Yalnız sana değil herkese yazıyorum.Neredeyse çeyrek asırdır, yüzyıllardır varlığını koruyan bu İnsanoğlunun her daim dile getirdiği,
bedenimle ruhumun bir bütün olduğu gerçeği dahi şimdilerde beynimde yankılanıyor. Ruhum dahi bedenime ait değilken nasıl olurda bu evrene bir gezegene bir canlıya veyahut bir ruha ait olabilirdim. Her anımı Çelişkiye düşüren gerçekliğim yine ortaya çıkıverdi, olamazdı olamazdım, ben aidiyetimi kabullenemezdim.
... (Kum saati)
Kırılan camdan geriye kalan herşey kendini asfaltın olaylı yüzüne bıraktı, içerisinden dağılan kum taneleri ipek yorganı korunmaya değer bütün anılarımın üzerine sermem kadar naif bir ruhla yere bıraktı. Çarpışma hızının dengeleriyle oynayan tüm bu durum ileride yaşanmaya değer tek gerçek kalmadığını gözler önüne serdi.
...
Savaşın kucağında ölümü teğet geçerek hızlanıp giden herşey göz bebeklerinde yansıyıp tekrar beynimde canlanıyor. Ancak farkettiğim kelimeleri ne de çabuk unuttuğunu anlamıyorum. Gerçeklik,
bir sevda boyu uzak. Hissetmek, anlamlandırmak, geleceğe bir kırıntı gibi bırakmak istemediğim tüm
bu anlar kaçıp koşarak, yırtınarak gidiyor ve şimdi yalnızca kendi gözlerimin önüne o perde iniyor.
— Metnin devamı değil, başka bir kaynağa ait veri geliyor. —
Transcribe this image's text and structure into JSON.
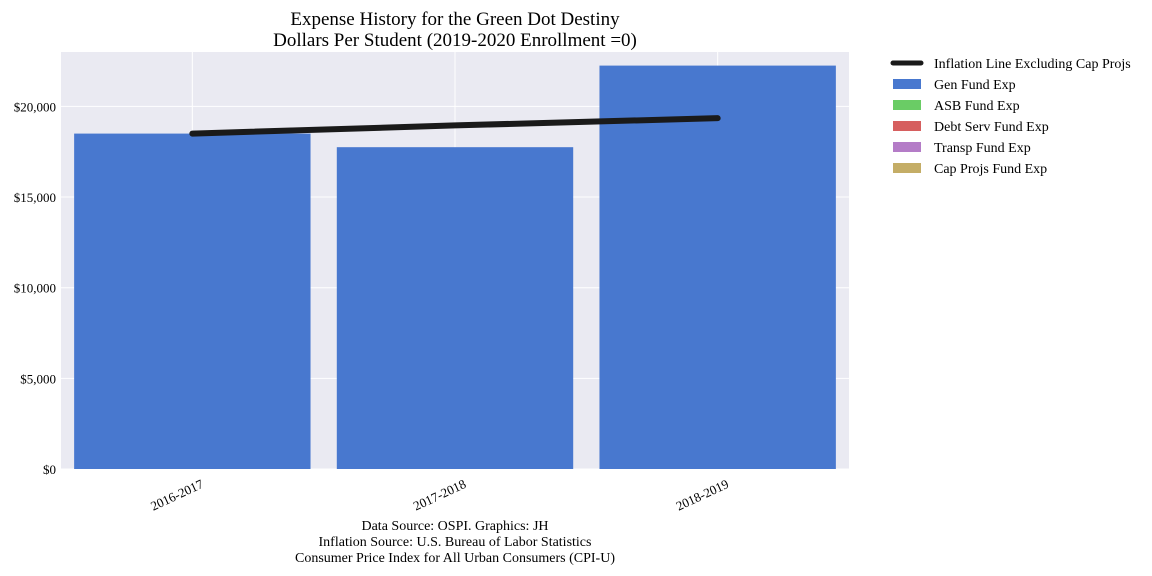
{
  "chart_data": {
    "type": "bar",
    "title": "Expense History for the Green Dot Destiny",
    "subtitle": "Dollars Per Student (2019-2020 Enrollment =0)",
    "xlabel": "",
    "ylabel": "",
    "categories": [
      "2016-2017",
      "2017-2018",
      "2018-2019"
    ],
    "ylim": [
      0,
      23000
    ],
    "yticks": [
      0,
      5000,
      10000,
      15000,
      20000
    ],
    "ytick_labels": [
      "$0",
      "$5,000",
      "$10,000",
      "$15,000",
      "$20,000"
    ],
    "grid": true,
    "legend_position": "outside-top-right",
    "series": [
      {
        "name": "Gen Fund Exp",
        "type": "bar",
        "color": "#4878cf",
        "values": [
          18500,
          17750,
          22250
        ]
      },
      {
        "name": "ASB Fund Exp",
        "type": "bar",
        "color": "#6acc65",
        "values": [
          0,
          0,
          0
        ]
      },
      {
        "name": "Debt Serv Fund Exp",
        "type": "bar",
        "color": "#d65f5f",
        "values": [
          0,
          0,
          0
        ]
      },
      {
        "name": "Transp Fund Exp",
        "type": "bar",
        "color": "#b47cc7",
        "values": [
          0,
          0,
          0
        ]
      },
      {
        "name": "Cap Projs Fund Exp",
        "type": "bar",
        "color": "#c4ad66",
        "values": [
          0,
          0,
          0
        ]
      },
      {
        "name": "Inflation Line Excluding Cap Projs",
        "type": "line",
        "color": "#1a1a1a",
        "values": [
          18500,
          18950,
          19350
        ]
      }
    ],
    "legend_order": [
      "Inflation Line Excluding Cap Projs",
      "Gen Fund Exp",
      "ASB Fund Exp",
      "Debt Serv Fund Exp",
      "Transp Fund Exp",
      "Cap Projs Fund Exp"
    ],
    "source_lines": [
      "Data Source: OSPI. Graphics: JH",
      "Inflation Source: U.S. Bureau of Labor Statistics",
      "Consumer Price Index for All Urban Consumers (CPI-U)"
    ],
    "colors": {
      "plot_background": "#eaeaf2",
      "grid": "#ffffff"
    }
  }
}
Baharın ilk kokulu ışınlarının tenimde gezelediği saçlarımın umarsızca, rüzgarda ötelendiği girinti çıkıntılardan yoksun teninin bedenimde kaybolduğu omuzlarının tüm yükünü almak istermişcesine uykulu başıma ev sahibesi olduğu o an perdenin açılışından kısa bir seyirlik gösteri oluşundan seyircinin alkışlarla şahayan bakışlarından kapanışa giden yola kadar eşlik ediyor.
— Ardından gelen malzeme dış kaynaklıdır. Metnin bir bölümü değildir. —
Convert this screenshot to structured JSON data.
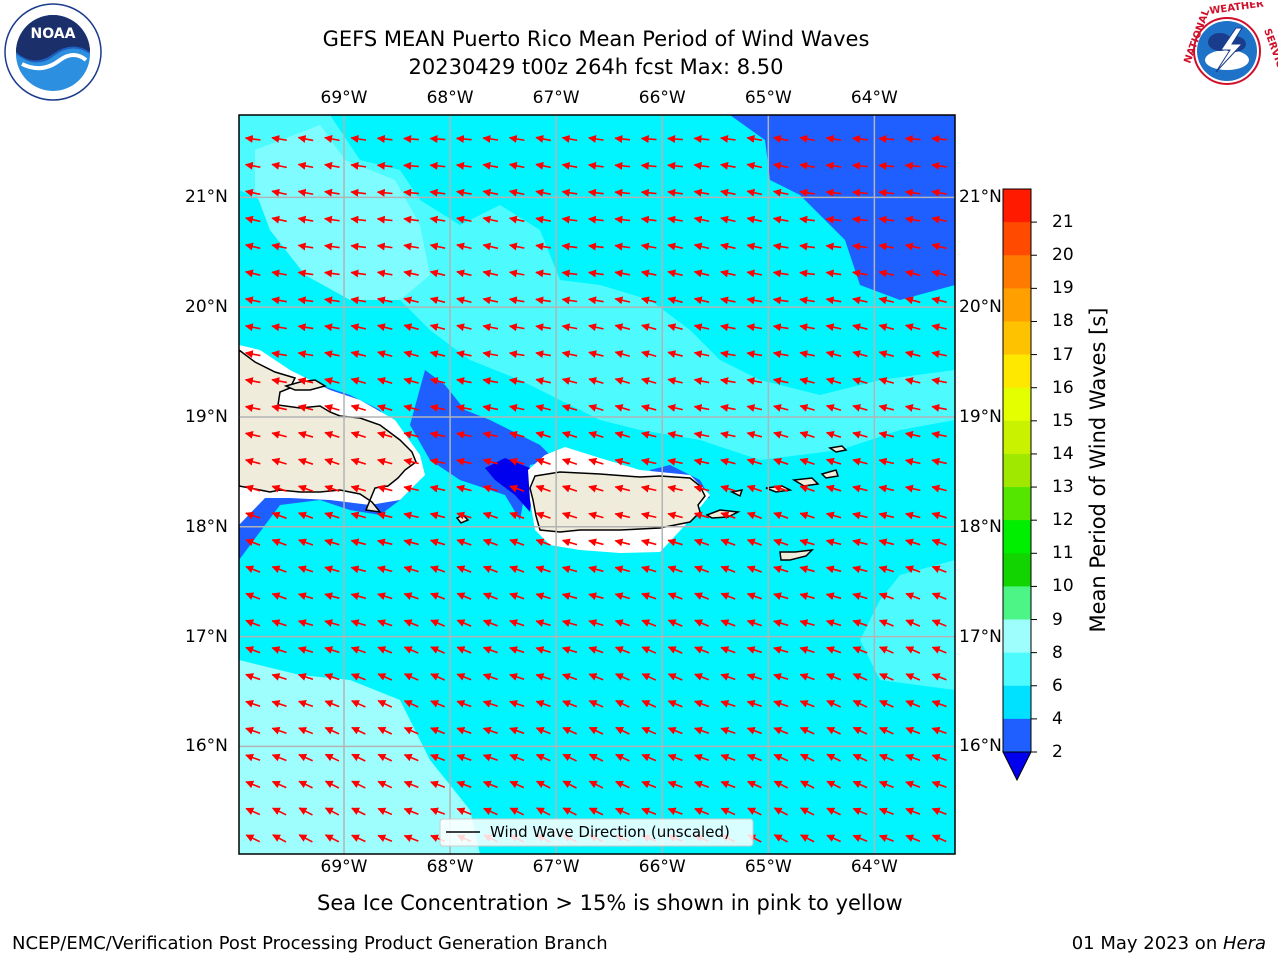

Zaman bir kez daha alçak bir tefeci gibi ona borçlandığımı iddia ediyor. O anlara sahip olmak için aldığım tüm borçları bu
denli ödeyeceğini bilseydim, yine de yaşamamayı yeğler miydim?. Tüm gerçekten kaçan benliğimi uzun fırtınaları dindirmeyi başarmış belki de atlatabilmiş bir gemici kahramanlığıyla gerçekliğe iten bu
cümle içimde ümidi dağların eteklerindeki kefenleri izleyen turistler benzeri karşıladı.
Eğer zaman geri sarsaydı, sonbahar kapıyı çalmasaydı. Uğrayacağın yenilgi bu kadar can alıcı olmazdı.
Bir hiç uğruna alınan bunca karar bir kayık atölyesinde tanın yüzüne vuruşuyla sonlanmazdı...
Her okuduğumda farklı hissettirecek denen bu kitaplar dahi sıradanlaştı.